Three-and-a-half years ago, graduation must’ve seemed like a far-off dream for La Trobe student Aaron Powell.

At just 21 years of age, the Business student suddenly found himself in hospital for three months, recovering from a life-altering – and life-threatening – stroke.

It was a quiet morning at home with family in April 2016 when Aaron first fell ill, overcome by a splitting headache and stomach-churning nausea.

When the second-year Albury-Wodonga student’s condition worsened quickly and dramatically, his family called Triple Zero. By the time paramedics were on scene, Aaron was unable to move.
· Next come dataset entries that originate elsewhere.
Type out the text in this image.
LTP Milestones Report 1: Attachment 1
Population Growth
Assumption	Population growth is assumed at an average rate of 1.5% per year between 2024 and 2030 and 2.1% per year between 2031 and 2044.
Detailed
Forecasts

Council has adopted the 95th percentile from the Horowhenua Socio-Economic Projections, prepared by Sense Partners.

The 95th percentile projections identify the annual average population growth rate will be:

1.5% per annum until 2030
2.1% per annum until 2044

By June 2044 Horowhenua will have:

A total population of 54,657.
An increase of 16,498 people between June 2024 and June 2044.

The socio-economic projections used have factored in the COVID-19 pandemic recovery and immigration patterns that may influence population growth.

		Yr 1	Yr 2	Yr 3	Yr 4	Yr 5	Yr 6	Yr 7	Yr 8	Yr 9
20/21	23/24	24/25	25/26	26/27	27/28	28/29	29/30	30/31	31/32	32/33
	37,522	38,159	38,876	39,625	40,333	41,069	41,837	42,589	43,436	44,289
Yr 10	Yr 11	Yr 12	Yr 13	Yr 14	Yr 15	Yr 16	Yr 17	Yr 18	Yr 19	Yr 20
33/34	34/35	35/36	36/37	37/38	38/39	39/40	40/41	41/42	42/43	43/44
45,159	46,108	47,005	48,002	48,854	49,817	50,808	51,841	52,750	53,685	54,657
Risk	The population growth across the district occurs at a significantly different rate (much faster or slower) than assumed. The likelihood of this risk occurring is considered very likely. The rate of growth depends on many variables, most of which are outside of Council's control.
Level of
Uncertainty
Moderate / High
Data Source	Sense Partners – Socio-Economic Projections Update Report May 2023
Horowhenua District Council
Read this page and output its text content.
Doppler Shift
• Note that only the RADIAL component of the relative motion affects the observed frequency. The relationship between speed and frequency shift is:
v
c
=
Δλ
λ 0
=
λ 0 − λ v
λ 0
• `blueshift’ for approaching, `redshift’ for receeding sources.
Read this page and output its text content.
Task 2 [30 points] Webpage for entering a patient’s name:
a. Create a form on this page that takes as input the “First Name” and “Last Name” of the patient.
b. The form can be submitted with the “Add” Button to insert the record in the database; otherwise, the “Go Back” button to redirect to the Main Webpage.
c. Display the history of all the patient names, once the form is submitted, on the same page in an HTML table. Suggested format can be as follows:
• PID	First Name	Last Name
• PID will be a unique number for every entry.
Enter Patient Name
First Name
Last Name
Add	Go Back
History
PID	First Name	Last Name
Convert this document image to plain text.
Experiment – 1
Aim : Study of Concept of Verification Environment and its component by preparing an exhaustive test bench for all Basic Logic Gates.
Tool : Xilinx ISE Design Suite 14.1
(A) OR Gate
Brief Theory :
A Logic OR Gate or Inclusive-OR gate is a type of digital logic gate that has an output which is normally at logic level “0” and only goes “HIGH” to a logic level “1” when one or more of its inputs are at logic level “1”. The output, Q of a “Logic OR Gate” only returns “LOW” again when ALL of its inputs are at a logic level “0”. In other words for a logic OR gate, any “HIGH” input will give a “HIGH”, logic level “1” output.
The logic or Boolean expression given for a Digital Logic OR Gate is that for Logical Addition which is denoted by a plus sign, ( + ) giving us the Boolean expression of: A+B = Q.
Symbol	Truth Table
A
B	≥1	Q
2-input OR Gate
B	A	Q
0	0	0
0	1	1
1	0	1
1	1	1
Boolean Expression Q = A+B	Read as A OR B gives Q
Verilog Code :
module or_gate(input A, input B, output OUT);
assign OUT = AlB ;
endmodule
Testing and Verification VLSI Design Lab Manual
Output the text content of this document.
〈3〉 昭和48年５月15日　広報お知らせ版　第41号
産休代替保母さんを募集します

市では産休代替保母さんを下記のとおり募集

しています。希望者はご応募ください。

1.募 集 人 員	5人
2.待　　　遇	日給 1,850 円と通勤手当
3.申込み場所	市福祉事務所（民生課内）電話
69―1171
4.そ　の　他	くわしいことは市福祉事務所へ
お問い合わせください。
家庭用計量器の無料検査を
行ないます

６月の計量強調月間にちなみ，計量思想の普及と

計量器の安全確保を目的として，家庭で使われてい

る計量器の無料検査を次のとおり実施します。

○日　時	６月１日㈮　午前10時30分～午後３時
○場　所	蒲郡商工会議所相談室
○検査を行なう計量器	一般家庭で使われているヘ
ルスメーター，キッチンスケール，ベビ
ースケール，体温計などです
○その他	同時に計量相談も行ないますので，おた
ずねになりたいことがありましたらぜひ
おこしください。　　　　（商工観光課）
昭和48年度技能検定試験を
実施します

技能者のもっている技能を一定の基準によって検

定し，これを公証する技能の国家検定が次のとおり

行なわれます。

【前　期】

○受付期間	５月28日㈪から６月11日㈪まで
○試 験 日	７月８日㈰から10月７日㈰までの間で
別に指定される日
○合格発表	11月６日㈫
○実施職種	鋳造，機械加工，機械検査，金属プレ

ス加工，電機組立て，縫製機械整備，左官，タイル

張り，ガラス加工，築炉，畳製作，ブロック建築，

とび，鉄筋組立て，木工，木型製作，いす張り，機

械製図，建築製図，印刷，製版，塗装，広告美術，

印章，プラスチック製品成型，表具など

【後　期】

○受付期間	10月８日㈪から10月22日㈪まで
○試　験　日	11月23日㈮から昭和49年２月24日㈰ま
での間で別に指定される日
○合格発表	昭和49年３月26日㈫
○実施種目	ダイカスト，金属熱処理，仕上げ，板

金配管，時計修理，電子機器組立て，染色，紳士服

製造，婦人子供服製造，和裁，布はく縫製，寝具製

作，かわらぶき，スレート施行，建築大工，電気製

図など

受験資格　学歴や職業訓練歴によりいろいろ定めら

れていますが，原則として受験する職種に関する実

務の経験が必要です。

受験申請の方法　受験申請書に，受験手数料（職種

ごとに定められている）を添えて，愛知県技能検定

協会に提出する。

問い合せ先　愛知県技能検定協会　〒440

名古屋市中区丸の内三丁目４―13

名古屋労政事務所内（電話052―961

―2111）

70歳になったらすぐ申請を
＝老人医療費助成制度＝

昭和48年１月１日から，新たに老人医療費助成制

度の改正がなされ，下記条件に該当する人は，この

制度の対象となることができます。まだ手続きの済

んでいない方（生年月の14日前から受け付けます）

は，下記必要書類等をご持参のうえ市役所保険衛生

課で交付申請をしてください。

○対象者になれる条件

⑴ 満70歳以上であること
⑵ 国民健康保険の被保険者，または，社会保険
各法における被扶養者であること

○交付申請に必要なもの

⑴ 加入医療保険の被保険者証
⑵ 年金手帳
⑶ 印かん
That started a rapid chain of events that saw him bounced from the back of an ambulance to the local hospital, then to the Albury airport where he was rushed by air ambulance to the Royal Melbourne Hospital.

It was there that doctors delivered to Aaron’s parents the most devastating news imaginable.

Aaron on his first day back at Uni.

“That night, Mum and Dad arrived and the doctors gave me a zero percent chance of surviving,” Aaron says.

But not only did he survive, his condition slowly but surely improved.

Over the coming days and weeks, he came out of an induced coma, started to talk again, and eventually gained more mobility.

Now, Aaron is preparing to cap off his incredible comeback with two outstanding achievements: he’ll soon graduate from his Bachelor of Business degree, and he’s also secured a graduate position with the Australian Taxation Office in Albury.

It’s been far from easy, though.

His two months at the RMH was followed by another month of observation at Wodonga Public Hospital and then at a local rehab facility.

Eventually, Aaron returned to University, a process he says was aided in no small part by a Learning Access Plan, which gave him more time to complete assignments and exams, as well use of a computer for exams (the stroke affected Aaron’s right-hand-side, which he’d normally use to write.)

“I’m a high achiever and [the LAP] allowed me to perform to my normal ability,” he says.

He also says he felt welcomed back by La Trobe academic and support staff, as well as his fellow students.

“They only singled me out for appreciation and to be uplifting. They were very encouraging,” Aaron says.

He’ll walk across the graduation stage early next year, by which time, he’ll already have started his professional career at Albury’s ATO office.

Aaron’s run in with ill-health has also inspired a newfound hobby.

In order to gain back some of the coordination and agility he lost with the stroke, he’s taken up rock and roll dancing.

He rehearses during the week, then puts his moves to the test at festivals and dance events around the region on weekends.

His preferred dress for these occasions? Anything ranging from the 1940s through to the 80s.

“It’s good because you can have a really good time, while not going crazy – I’m still keeping track of my health,” he says.

He also credits his Christian faith as one way he’s kept a positive mindset throughout the ordeal.

“The bleed has made me a lot stronger in my belief,” he says.